Which kind of echoes Durkheim's idea, or reverses it, that suicide is often a desire to murder another. I also remember Durkheim writing that suicide is to be an "author of one's own end." Violence as a means of authority, some means of communication for the muted. And with setting the place afire of course I think of the two Berthas, Charlotte Bronte's and Jean Rhys', both setting fire to Thornfield Hall, Jean Rhys additionally setting fire to the pages of Jane Eyre and jumping out, her Bertha free from the oppression of character.

I like when Jones talks about the fear and anxiety circulating around the persona of the female criminal, and in a way linking it to feminism, but overturns the idea that feminism causes criminality. I think too of the figure of the femme fatale in the fin de siecle, coinciding with the New Woman.

 I think the most interesting female killer, or alleged female killer, nowadays, besides Amy Bishop, is Amanda Knox. I've been glued to her story. I even appropriate it in Under the Shadow of My Roof, linking Knox to a Sadean heroine, or like a new Manson sister.




I love the details in the case of Foxy Knoxy, whether she did it or not. I love that she did cartwheels and splits at the police station. I love everyone's horror of her schoolgirlishness, her gleefulness. Like she is one of the Lisbon sisters, these strange pretty enigma, instead a murderess as opposed to a suicide. I am fascinated that Meredith Kircher, the young woman killed, dressed as a vampire for Halloween the night before, Amanda remembering the blood coming off her chin. The manga comic books. That reporters found a story Amanda wrote for a creative writing class describing a woman raping another woman. I think my favorite part of the Knox story is that her defense on the night when she supposedly tied up her roommate and tortured her and stabbed her to death in some ritual sex orgy was that instead she was fucking her boyfriend and watching Amelie. I fucking love that last part, that they were watching Amelie. And smoking pot and fucking. How banal is that.

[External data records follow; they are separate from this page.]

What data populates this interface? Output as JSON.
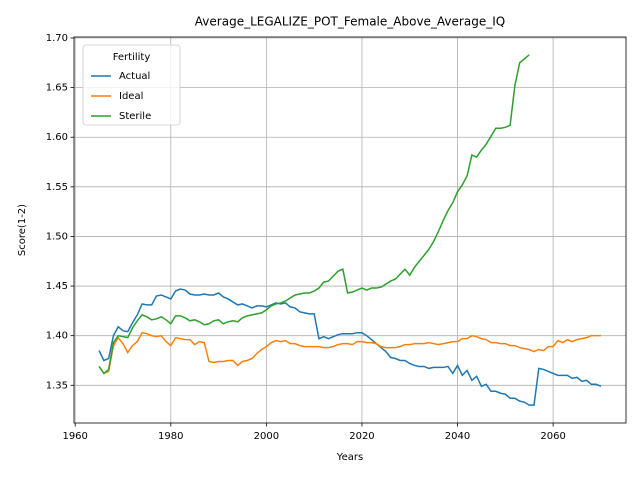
{
  "chart_data": {
    "type": "line",
    "title": "Average_LEGALIZE_POT_Female_Above_Average_IQ",
    "x_label": "Years",
    "y_label": "Score(1-2)",
    "legend_title": "Fertility",
    "legend": "upper left",
    "grid": true,
    "x": [
      1965,
      1966,
      1967,
      1968,
      1969,
      1970,
      1971,
      1972,
      1973,
      1974,
      1975,
      1976,
      1977,
      1978,
      1979,
      1980,
      1981,
      1982,
      1983,
      1984,
      1985,
      1986,
      1987,
      1988,
      1989,
      1990,
      1991,
      1992,
      1993,
      1994,
      1995,
      1996,
      1997,
      1998,
      1999,
      2000,
      2001,
      2002,
      2003,
      2004,
      2005,
      2006,
      2007,
      2008,
      2009,
      2010,
      2011,
      2012,
      2013,
      2014,
      2015,
      2016,
      2017,
      2018,
      2019,
      2020,
      2021,
      2022,
      2023,
      2024,
      2025,
      2026,
      2027,
      2028,
      2029,
      2030,
      2031,
      2032,
      2033,
      2034,
      2035,
      2036,
      2037,
      2038,
      2039,
      2040,
      2041,
      2042,
      2043,
      2044,
      2045,
      2046,
      2047,
      2048,
      2049,
      2050,
      2051,
      2052,
      2053,
      2054,
      2055,
      2056,
      2057,
      2058,
      2059,
      2060,
      2061,
      2062,
      2063,
      2064,
      2065,
      2066,
      2067,
      2068,
      2069,
      2070
    ],
    "series": [
      {
        "name": "Actual",
        "color": "#1f77b4",
        "values": [
          1.385,
          1.375,
          1.377,
          1.4,
          1.409,
          1.405,
          1.404,
          1.413,
          1.421,
          1.432,
          1.431,
          1.431,
          1.44,
          1.441,
          1.439,
          1.437,
          1.445,
          1.447,
          1.446,
          1.442,
          1.441,
          1.441,
          1.442,
          1.441,
          1.441,
          1.443,
          1.439,
          1.437,
          1.434,
          1.431,
          1.432,
          1.43,
          1.428,
          1.43,
          1.43,
          1.429,
          1.431,
          1.433,
          1.432,
          1.433,
          1.429,
          1.428,
          1.424,
          1.423,
          1.422,
          1.422,
          1.397,
          1.399,
          1.397,
          1.399,
          1.401,
          1.402,
          1.402,
          1.402,
          1.403,
          1.403,
          1.4,
          1.396,
          1.392,
          1.388,
          1.384,
          1.378,
          1.377,
          1.375,
          1.375,
          1.372,
          1.37,
          1.369,
          1.369,
          1.367,
          1.368,
          1.368,
          1.368,
          1.369,
          1.362,
          1.37,
          1.36,
          1.365,
          1.355,
          1.359,
          1.349,
          1.351,
          1.344,
          1.344,
          1.342,
          1.341,
          1.337,
          1.337,
          1.334,
          1.333,
          1.33,
          1.33,
          1.367,
          1.366,
          1.364,
          1.362,
          1.36,
          1.36,
          1.36,
          1.357,
          1.358,
          1.354,
          1.355,
          1.351,
          1.351,
          1.349
        ]
      },
      {
        "name": "Ideal",
        "color": "#ff7f0e",
        "values": [
          1.369,
          1.362,
          1.364,
          1.39,
          1.398,
          1.392,
          1.383,
          1.39,
          1.394,
          1.403,
          1.402,
          1.4,
          1.399,
          1.4,
          1.394,
          1.39,
          1.398,
          1.397,
          1.396,
          1.396,
          1.391,
          1.394,
          1.393,
          1.374,
          1.373,
          1.374,
          1.374,
          1.375,
          1.375,
          1.37,
          1.374,
          1.375,
          1.377,
          1.382,
          1.386,
          1.389,
          1.393,
          1.395,
          1.394,
          1.395,
          1.392,
          1.392,
          1.39,
          1.389,
          1.389,
          1.389,
          1.389,
          1.388,
          1.388,
          1.389,
          1.391,
          1.392,
          1.392,
          1.391,
          1.394,
          1.394,
          1.393,
          1.393,
          1.392,
          1.389,
          1.388,
          1.388,
          1.388,
          1.389,
          1.391,
          1.391,
          1.392,
          1.392,
          1.392,
          1.393,
          1.392,
          1.391,
          1.392,
          1.393,
          1.394,
          1.394,
          1.397,
          1.397,
          1.4,
          1.399,
          1.397,
          1.396,
          1.393,
          1.393,
          1.392,
          1.392,
          1.39,
          1.39,
          1.388,
          1.387,
          1.386,
          1.384,
          1.386,
          1.385,
          1.389,
          1.389,
          1.395,
          1.393,
          1.396,
          1.394,
          1.396,
          1.397,
          1.398,
          1.4,
          1.4,
          1.4
        ]
      },
      {
        "name": "Sterile",
        "color": "#2ca02c",
        "values": [
          1.369,
          1.362,
          1.366,
          1.393,
          1.4,
          1.399,
          1.398,
          1.408,
          1.415,
          1.421,
          1.419,
          1.416,
          1.417,
          1.419,
          1.416,
          1.412,
          1.42,
          1.42,
          1.418,
          1.415,
          1.416,
          1.414,
          1.411,
          1.412,
          1.415,
          1.416,
          1.412,
          1.414,
          1.415,
          1.414,
          1.418,
          1.42,
          1.421,
          1.422,
          1.423,
          1.426,
          1.43,
          1.432,
          1.433,
          1.435,
          1.438,
          1.441,
          1.442,
          1.443,
          1.443,
          1.445,
          1.448,
          1.454,
          1.455,
          1.46,
          1.465,
          1.467,
          1.443,
          1.444,
          1.446,
          1.448,
          1.446,
          1.448,
          1.448,
          1.449,
          1.452,
          1.455,
          1.457,
          1.462,
          1.467,
          1.461,
          1.469,
          1.475,
          1.481,
          1.487,
          1.495,
          1.505,
          1.516,
          1.526,
          1.534,
          1.545,
          1.552,
          1.561,
          1.582,
          1.58,
          1.587,
          1.593,
          1.601,
          1.609,
          1.609,
          1.61,
          1.612,
          1.652,
          1.675,
          1.679,
          1.683,
          null,
          null,
          null,
          null,
          null,
          null,
          null,
          null,
          null,
          null,
          null,
          null,
          null,
          null,
          null
        ]
      }
    ],
    "xlim": [
      1959.75,
      2075.25
    ],
    "xticks": [
      1960,
      1980,
      2000,
      2020,
      2040,
      2060
    ],
    "ylim": [
      1.312,
      1.701
    ],
    "yticks": [
      1.35,
      {
        "value": 1.4,
        "label": "1.40"
      },
      1.45,
      {
        "value": 1.5,
        "label": "1.50"
      },
      1.55,
      {
        "value": 1.6,
        "label": "1.60"
      },
      1.65,
      {
        "value": 1.7,
        "label": "1.70"
      }
    ]
  }
}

I bet Joyce Carol Oates is working on a book about Amanda Knox. She would have to make Meredith blonde and passive, compelled by the strong force of Amanda's personality.  Frizzy haired and blonde like an angel. Like a pop-Persona.  I am now reading JCO. For research. To measure against Jelinek. I picked up Rape: A Love Story, I thought the title was amazing, and reminded me so much of my Under the Shadow, which is subtitled a love story. But JCO's love story is more of the Lifetime movie-of-the-week variety, which I will write more about later.